La Chine utilise l’arme des changes comme bouclier anti-inflation

le 02/05/2011 L'AGEFI Quotidien / Edition de 7H

La moindre dépendance de l'économie chinoise au commerce extérieur permet aux autorités de fixer le cours pivot du yuan sous le seuil des 6,50

La convergence des intérêts chinois et américain risque d’accélérer la hausse du yuan. Alors que des rumeurs circulent sur une nouvelle hausse des taux directeurs le 2 mai, la devise chinoise a franchi vendredi le seuil psychologique des 6,50 yuans pour un dollar, un niveau qu'elle n'avait plus connu depuis 17 ans. Sur le marché au comptant de la Bourse de Shanghai, le yuan est tombé à 6,4898, alors que la Banque Populaire de Chine a fixé le cours pivot à 6,4990.
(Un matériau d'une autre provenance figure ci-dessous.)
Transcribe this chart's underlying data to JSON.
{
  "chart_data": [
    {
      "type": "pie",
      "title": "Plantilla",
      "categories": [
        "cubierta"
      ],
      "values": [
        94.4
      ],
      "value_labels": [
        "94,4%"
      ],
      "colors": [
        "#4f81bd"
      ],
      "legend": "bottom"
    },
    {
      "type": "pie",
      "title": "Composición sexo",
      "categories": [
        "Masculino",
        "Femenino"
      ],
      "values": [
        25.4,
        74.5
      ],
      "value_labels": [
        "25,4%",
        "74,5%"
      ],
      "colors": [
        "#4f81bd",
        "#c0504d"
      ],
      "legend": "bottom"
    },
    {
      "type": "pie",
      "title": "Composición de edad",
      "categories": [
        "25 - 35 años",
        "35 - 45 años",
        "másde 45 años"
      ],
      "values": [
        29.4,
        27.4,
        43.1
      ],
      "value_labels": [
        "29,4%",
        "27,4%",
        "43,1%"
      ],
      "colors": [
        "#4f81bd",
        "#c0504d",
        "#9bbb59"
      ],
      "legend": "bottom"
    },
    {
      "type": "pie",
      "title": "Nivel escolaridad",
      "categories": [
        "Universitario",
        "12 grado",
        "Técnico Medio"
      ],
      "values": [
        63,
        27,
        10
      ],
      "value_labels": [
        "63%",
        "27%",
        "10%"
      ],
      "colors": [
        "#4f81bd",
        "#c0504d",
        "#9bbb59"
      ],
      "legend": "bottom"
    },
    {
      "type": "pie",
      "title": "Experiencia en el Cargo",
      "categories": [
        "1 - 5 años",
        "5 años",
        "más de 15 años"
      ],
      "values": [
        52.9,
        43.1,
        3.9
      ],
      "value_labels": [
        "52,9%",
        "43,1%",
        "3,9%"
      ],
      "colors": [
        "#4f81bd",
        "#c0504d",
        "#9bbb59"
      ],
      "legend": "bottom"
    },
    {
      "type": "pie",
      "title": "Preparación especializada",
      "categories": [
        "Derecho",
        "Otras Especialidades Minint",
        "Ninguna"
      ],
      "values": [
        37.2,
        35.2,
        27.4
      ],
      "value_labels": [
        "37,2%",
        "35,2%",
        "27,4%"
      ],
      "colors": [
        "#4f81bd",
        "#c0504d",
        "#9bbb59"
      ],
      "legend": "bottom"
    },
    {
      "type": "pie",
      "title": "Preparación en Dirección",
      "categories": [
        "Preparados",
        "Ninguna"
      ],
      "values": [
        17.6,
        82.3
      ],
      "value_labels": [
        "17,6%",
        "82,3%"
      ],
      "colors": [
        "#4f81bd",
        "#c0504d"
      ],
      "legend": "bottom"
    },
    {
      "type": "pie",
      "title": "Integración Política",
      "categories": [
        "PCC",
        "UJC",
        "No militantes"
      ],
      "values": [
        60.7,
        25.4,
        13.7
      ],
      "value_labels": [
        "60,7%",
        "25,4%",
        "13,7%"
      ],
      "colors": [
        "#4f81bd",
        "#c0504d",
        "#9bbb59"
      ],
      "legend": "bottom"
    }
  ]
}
Si l’appréciation, de plus de 5% depuis sa désolidarisation du dollar en juin 2010 et de 1,5% depuis le début de l’année, reste modeste au regard de la très vive dépréciation du dollar face aux autres monnaies, elle s’inscrit dans un processus de long terme. Depuis la réforme monétaire lancée par Pékin en 2005, la devise s’est appréciée de 27,5%.

Les craintes d’un dérapage des prix ne sont pas étrangères à ce mouvement. D’ailleurs, comme le souligne CM-CIC, «par son arrimage à la monnaie américaine, le yuan continue de baisser face aux autres devises, ce qui a des conséquences sur l’inflation importée.» L’inflation a atteint 5,4% en mars et pourrait accélérer à 5,6% en mai et juin, selon l'agence officielle Xinhua. Et Pékin d’afficher clairement son intention d’utiliser l’arme monétaire afin d’alléger la facture de ses importations, notamment de matières premières.

Le pays s’est d’ailleurs préparé à un tel changement, en réduisant la dépendance de sa croissance au commerce extérieur. La Banque mondiale estime dans un rapport publié jeudi dernier que la contribution de l’excédent de la balance commerciale, qui devrait se monter à environ 200 milliards de dollars en 2011 et 2012, à la croissance devrait se limiter à 0,2 point de pourcentage en moyenne sur la période. L’institution a révisé ses prévisions de croissance à 9,3% pour 2011 et 8,7% en 2012. En 2010, la contribution du commerce extérieur s’était déjà réduite à 0,8 point sur les 10,3% de croissance enregistrés, contre une moyenne de 2,4 points sur les 10 dernières années.

Un officiel chinois estimait la semaine dernière qu’une hausse de la devise de 5%, soit une parité à 6,20 contre dollar, serait «appropriée» pour calmer les tensions inflationnistes. Les analystes sondés par Bloomberg s'attendent en moyenne à une nouvelle appréciation de 3,1% d'ici à la fin de l'année, pour atteindre une parité de 6,30.